ロミオとジュリエットにはほど遠い
第1章 ラ・ノビア
◯チャペル・結婚式場(午後)

  牧師の前で腕を組んでいる花嫁と花婿

  花嫁の池田 鞠絵(いけだ まりえ)はうつむき、暗い表情をしている。


鞠絵(怪獣が出てきて、私ごと式場を踏み潰せばいいのに)


  花婿の竹前 幸樹(たけまえ こうき)は真っ直ぐ無表情に前を見ている。

  花婿側の参列者はお通夜のように静まり返っている。

  花嫁側の参列者は花婿側の参列者を見て嘲笑を浮かべている。

  両家の参列者はだれもこの結婚を祝っていない。

  粛々と結婚式は進み、誓いの言葉を牧師から投げかけられる。


牧師「病めるときも、健やかなるときも、愛をもって互いに支えあうことを誓いますか?」

幸樹「誓います」


  幸樹は無表情のまま答える。


鞠絵「誓います」


  鞠絵は緊張した表情で答える。


鞠絵(こんな結婚、絶対に間違ってるのに……)


  幸樹の顔が見られないまま指輪の交換をする。


◯新居・洋風の豪邸(夕方)

  立派だがどこか寒々しくよそよそしい家。

  車から降りた鞠絵は、ドレスからコートに着替えて小さめのバッグを持っている。

  門はひとりでに開き、足早に家の中に入る鞠絵。

  そのまま1人で玄関ホールにやってくる。

  使用人たちが勢ぞろいしており、一斉に深くお辞儀をする。

  その中でも一番偉い初老の家令・今野が一歩踏み出る。


今野「お帰りなさいませ、お嬢様」

鞠絵「今野、幸樹さんは?」

今野「離れでお休みになられております」

鞠絵「そう、じゃあ荷物を片付けたら向かうと伝えておいて」

今野「申し訳ございません、旦那様からそれは禁じられております」


  鞠絵は眉間にシワを寄せる。


鞠絵「私と幸樹さんは今日から夫婦になったのよ?」

今野「存じ上げております」

鞠絵「それなのに同じ部屋にいてはいけないの?」

今野「旦那様からそう言いつけられております」


  鞠絵は鼻を鳴らし、皮肉な笑いを浮かべる。


鞠絵「夫婦だというのに夫はせまい離れに押し込められて、妻とは部屋も別々」

鞠絵「お祖父様もいい趣味をしてらっしゃる!」


  今野は眉ひとつ動かさない。


今野「さようで」


  鞠絵はイライラとコートやバッグを使用人に預けながら、今野には目も向けずにつげる。


鞠絵「今日はもう寝るわね、明日は学校があるし」

今野「承知いたしました」


  鞠絵は足音高く自分の部屋へと向かう。
  
  その後ろを使用人の女性が静かに付き従う。

◯学校の庭園(お昼休み)

  次の日。

  セレブ向けの女子校らしく、お淑やかなお嬢様たちが談笑しながら昼食をとっている。
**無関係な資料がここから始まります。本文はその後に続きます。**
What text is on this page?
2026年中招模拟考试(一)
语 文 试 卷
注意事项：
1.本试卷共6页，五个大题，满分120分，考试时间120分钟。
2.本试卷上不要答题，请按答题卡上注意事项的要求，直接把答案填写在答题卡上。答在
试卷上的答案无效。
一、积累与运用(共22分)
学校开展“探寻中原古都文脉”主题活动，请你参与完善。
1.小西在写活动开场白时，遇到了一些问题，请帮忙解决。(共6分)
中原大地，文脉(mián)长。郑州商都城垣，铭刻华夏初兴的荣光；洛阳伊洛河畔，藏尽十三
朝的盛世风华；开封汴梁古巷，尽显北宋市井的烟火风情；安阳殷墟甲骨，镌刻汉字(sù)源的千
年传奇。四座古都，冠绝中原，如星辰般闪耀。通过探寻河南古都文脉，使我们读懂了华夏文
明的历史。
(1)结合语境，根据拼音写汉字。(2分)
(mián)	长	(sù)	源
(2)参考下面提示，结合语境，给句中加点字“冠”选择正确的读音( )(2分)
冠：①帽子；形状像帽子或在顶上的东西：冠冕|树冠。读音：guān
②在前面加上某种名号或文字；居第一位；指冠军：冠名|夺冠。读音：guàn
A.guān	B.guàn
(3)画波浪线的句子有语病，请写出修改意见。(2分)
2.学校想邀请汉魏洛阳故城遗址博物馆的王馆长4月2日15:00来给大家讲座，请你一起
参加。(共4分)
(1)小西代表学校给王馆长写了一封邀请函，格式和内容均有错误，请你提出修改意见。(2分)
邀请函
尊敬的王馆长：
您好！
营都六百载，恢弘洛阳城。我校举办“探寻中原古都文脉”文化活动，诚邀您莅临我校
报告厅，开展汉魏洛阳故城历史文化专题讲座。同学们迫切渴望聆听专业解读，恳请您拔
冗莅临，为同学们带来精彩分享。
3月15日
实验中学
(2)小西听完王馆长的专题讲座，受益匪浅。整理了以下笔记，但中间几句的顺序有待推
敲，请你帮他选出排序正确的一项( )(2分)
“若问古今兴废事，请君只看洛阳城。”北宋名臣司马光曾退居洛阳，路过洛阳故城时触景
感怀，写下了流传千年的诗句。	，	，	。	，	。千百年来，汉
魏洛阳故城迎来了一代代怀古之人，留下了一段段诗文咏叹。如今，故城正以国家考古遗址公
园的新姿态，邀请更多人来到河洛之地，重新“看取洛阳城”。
  鞠絵は友人の大西 千紘(おおにし ちひろ)清水 充香(しみず みか)とともに庭園の東屋でお昼を食べている。

  千紘がふと箸をとめて鞠絵に話しかける。


千紘「鞠絵さん、遅くなったけど結婚おめでとう」


  充香もフォークを置いて鞠絵に顔を向ける。


充香「お相手の方は、元華族の竹前様でしたよね?」


  鞠絵は水筒を手にしたままにっこりと微笑む。


鞠絵「ええ。あの方、私の元義兄ですの」


  びっくりして顔を見合わせる千紘と充香。

  鞠絵はすまし顔で水筒からお茶を飲む。


充香「あの……どういったわけで、結婚になったんです?」


  充香が恐る恐る尋ねる。千紘も興味津々の態度。


鞠絵「──あれは、8年前のことです」


  鞠絵は淡々と幸樹との過去を語りはじめる。